Oh ! Merveilleuse colère.
Je me disais si Bernard Landry pouvait subir une telle tentation de vérité politique, le goût d’être un homme d’État, pas seulement un gestionnaire. S’ il pouvait avoir une semblable attaque de franchise totale. Le peuple québécois le verrait clairement. On a tort, toujours, de mépriser le peuple. S’il pouvait s’exprimer sans ne plus craindre de faire perdre le pouvoir au parti. Ce serait si merveilleux. Emballant. Fabuleux. Oui, il perdrait —peut-être, peut-être— le pouvoir.

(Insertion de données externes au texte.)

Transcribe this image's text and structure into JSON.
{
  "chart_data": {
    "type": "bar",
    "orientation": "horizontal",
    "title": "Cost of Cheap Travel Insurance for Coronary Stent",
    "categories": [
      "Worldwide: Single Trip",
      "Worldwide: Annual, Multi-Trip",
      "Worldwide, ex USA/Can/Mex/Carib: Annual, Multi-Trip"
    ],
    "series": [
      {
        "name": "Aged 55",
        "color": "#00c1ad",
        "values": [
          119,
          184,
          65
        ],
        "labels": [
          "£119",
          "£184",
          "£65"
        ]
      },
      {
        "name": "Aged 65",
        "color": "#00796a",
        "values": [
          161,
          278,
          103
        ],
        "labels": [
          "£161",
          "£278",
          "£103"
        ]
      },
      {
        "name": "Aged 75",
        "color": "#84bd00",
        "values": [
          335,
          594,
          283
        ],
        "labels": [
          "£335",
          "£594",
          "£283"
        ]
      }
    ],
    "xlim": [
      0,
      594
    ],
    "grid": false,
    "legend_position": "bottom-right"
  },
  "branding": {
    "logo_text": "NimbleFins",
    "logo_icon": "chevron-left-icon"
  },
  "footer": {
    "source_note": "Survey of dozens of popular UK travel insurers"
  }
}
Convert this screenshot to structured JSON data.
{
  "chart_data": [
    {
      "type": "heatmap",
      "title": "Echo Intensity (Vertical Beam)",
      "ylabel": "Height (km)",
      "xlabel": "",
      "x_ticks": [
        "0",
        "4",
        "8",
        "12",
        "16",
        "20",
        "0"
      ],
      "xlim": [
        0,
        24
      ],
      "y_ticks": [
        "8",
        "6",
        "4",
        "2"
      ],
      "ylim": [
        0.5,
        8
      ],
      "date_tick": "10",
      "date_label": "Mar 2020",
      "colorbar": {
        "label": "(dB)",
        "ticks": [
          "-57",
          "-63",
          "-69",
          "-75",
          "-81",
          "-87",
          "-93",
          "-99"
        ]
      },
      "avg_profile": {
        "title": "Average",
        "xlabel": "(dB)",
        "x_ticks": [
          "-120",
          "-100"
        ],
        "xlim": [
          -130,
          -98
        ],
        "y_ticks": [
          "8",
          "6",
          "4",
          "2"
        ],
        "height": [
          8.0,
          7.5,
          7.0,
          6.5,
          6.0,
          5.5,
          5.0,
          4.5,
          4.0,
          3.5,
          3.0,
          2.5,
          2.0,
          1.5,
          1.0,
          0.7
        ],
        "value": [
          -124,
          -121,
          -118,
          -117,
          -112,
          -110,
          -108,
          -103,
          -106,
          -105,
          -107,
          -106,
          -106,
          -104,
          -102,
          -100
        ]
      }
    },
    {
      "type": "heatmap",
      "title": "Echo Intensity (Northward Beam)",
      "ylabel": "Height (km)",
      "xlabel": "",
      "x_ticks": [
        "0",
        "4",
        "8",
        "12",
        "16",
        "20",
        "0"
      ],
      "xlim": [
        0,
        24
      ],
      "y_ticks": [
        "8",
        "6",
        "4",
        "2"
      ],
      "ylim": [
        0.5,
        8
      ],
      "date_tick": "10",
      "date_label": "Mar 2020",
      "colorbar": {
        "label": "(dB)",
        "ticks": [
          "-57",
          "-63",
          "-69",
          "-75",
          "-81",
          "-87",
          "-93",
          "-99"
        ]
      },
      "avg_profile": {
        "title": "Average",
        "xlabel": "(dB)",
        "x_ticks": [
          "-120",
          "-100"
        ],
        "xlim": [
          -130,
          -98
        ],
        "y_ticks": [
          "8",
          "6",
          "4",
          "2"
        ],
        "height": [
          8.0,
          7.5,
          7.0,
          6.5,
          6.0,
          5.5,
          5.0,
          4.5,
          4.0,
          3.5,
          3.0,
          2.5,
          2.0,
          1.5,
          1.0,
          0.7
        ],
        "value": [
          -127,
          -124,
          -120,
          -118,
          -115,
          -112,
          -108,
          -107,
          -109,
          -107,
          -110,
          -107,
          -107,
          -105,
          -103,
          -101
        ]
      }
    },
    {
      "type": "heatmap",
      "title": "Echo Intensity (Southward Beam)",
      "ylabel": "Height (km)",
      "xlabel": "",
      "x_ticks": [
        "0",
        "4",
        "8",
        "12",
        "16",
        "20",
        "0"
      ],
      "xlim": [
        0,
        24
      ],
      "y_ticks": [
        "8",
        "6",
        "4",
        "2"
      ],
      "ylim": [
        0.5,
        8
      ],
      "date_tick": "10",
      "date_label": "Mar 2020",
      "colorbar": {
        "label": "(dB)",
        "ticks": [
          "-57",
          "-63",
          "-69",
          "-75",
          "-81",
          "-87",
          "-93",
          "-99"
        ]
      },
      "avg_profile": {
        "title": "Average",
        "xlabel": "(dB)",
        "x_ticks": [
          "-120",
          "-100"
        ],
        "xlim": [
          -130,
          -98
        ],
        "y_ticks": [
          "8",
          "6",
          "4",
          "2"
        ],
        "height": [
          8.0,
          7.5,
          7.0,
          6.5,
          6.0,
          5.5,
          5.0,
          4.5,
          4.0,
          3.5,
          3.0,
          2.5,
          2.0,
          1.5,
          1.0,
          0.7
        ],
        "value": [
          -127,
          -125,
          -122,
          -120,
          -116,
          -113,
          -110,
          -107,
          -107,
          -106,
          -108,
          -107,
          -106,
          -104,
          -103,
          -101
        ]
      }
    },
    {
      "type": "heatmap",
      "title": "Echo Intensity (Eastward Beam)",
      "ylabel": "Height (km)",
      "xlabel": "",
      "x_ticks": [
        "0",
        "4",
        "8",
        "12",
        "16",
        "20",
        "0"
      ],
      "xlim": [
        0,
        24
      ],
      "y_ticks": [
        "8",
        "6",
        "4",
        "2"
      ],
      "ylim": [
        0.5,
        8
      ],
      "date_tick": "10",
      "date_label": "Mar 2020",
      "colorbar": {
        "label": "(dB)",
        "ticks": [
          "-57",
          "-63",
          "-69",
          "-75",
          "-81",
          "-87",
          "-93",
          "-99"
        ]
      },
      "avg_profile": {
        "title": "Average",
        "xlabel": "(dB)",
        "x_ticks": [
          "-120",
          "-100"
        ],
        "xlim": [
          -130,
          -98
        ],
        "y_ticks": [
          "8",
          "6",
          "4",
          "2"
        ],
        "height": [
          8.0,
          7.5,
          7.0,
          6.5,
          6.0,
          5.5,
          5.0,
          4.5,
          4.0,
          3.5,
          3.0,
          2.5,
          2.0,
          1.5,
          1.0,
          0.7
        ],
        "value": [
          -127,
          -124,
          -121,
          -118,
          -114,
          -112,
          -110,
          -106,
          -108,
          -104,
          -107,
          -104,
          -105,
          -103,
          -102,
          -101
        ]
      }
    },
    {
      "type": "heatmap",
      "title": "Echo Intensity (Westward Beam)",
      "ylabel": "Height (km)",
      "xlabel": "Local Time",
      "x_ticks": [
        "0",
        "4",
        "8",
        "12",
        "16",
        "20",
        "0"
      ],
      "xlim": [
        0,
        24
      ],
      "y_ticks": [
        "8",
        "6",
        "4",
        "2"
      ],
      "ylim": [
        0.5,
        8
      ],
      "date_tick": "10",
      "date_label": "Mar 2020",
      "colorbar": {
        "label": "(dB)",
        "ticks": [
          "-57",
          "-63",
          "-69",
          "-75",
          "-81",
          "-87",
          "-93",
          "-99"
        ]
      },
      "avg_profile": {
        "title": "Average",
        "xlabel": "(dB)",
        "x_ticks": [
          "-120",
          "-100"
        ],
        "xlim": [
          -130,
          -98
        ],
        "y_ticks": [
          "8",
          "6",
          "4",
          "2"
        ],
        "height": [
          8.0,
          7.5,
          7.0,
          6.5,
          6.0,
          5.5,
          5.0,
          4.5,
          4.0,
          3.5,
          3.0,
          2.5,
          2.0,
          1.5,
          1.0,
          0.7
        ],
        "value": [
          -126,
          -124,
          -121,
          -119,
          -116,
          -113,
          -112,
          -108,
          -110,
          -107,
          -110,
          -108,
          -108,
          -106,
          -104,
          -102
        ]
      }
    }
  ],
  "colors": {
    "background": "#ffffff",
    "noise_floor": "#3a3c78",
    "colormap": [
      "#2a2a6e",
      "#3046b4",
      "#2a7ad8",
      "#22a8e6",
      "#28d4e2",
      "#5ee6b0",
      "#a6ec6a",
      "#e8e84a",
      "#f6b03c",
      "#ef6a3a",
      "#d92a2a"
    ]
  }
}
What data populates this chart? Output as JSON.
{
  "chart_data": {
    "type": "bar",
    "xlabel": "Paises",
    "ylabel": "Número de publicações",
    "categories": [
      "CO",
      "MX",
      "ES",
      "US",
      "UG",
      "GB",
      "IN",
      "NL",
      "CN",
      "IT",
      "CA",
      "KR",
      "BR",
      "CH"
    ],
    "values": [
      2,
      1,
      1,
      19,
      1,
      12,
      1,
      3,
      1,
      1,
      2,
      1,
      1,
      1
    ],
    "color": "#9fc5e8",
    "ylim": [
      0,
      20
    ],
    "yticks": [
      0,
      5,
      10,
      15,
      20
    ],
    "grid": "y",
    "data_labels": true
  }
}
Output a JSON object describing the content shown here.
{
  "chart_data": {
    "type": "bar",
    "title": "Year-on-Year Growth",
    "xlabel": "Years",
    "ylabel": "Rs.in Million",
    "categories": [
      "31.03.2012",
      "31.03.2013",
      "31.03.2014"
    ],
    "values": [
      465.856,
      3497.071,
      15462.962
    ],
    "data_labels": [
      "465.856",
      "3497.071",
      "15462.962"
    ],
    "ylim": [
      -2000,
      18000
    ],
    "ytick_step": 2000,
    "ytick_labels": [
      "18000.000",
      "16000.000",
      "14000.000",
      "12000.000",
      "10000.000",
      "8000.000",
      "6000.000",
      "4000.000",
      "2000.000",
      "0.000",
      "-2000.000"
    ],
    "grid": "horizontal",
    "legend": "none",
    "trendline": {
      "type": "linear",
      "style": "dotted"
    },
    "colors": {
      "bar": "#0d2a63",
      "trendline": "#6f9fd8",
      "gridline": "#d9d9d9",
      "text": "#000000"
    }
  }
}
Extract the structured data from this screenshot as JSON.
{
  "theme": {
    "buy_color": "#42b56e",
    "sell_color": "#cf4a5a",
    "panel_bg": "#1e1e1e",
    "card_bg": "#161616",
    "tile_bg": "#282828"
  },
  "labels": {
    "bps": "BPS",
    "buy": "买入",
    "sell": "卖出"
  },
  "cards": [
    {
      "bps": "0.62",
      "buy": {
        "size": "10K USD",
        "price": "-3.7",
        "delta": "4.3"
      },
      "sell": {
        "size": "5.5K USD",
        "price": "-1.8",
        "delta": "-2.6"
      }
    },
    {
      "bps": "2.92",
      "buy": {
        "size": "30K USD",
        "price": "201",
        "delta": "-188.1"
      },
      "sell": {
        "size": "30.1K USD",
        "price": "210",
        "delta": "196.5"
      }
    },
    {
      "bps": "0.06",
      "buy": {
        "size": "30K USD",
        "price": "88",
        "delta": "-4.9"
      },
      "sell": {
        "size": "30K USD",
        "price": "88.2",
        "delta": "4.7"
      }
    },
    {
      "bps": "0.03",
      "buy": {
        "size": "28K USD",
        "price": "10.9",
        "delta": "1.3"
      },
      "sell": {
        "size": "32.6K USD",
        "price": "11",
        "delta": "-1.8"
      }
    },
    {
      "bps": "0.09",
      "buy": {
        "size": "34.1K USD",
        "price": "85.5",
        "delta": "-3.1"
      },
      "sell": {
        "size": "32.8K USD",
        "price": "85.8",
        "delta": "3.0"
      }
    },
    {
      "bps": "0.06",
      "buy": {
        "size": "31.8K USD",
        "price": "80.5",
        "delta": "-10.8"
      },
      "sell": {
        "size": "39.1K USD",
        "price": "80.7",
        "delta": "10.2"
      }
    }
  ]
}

Et puis après ? On ne meurt pas de séjourner dans l’opposition un certain temps, bien au contraire parfois…
Ce qui serait enthousiasmant et fantastique ce serait justement de voir enfin un chef, un homme au pouvoir, qui dirait ce qu’il pense, ce qu’il veut, ce qu’il va faire, sans tous ce calculs des petits chefs de ses entourages. Ces mouches de coche qui ne protègent que leur job assuré au fond. Un Bernard Landry qui s’exclamerait une bonne fois : « Il nous faut maintenant, absolument, un pays, l’indépendance, les leviers complets. »
Qui dirait, courageux et disposé à partir : « Je ne suis pas intéressé à « gestionner » seulement, j’en ai assez de gouverner une simple province comme les neuf autre. Donnez-moi un pays ou bien voter contre moi, assez de ces « bons gouvernements », de la prudence électoraliste, je m’en irai autrement. Nous attendrons dans l’opposition.
10-
Je rêve de ce leader franc, capable de parler clairement, franchement, offrant de s’en aller sereinement, démontrant sa totale liberté, disant : :« Si vous ne votez pas avec moi pour un État du Québec, complet, normal, en vue d’une nation normale, battez-nous dans les urnes, pas de Landry à la tête d’un sous-pays, plus de Parti québécois déguisé en fédéraliste bougon. Je refuse de jouer l’éternel tirailleur avec Ottawa. Suffit ! On s’en ira. On attendra, un meilleur temps, un temps favorable pour obtenir notre unique et seul rêve. » Ô je rêve ? Ça ne viendra jamais un tel homme libre ?
Après tout, l’ indépendance, la patrie à faire naître, c’est bien et toujours l’article numéro un du programme. Non ?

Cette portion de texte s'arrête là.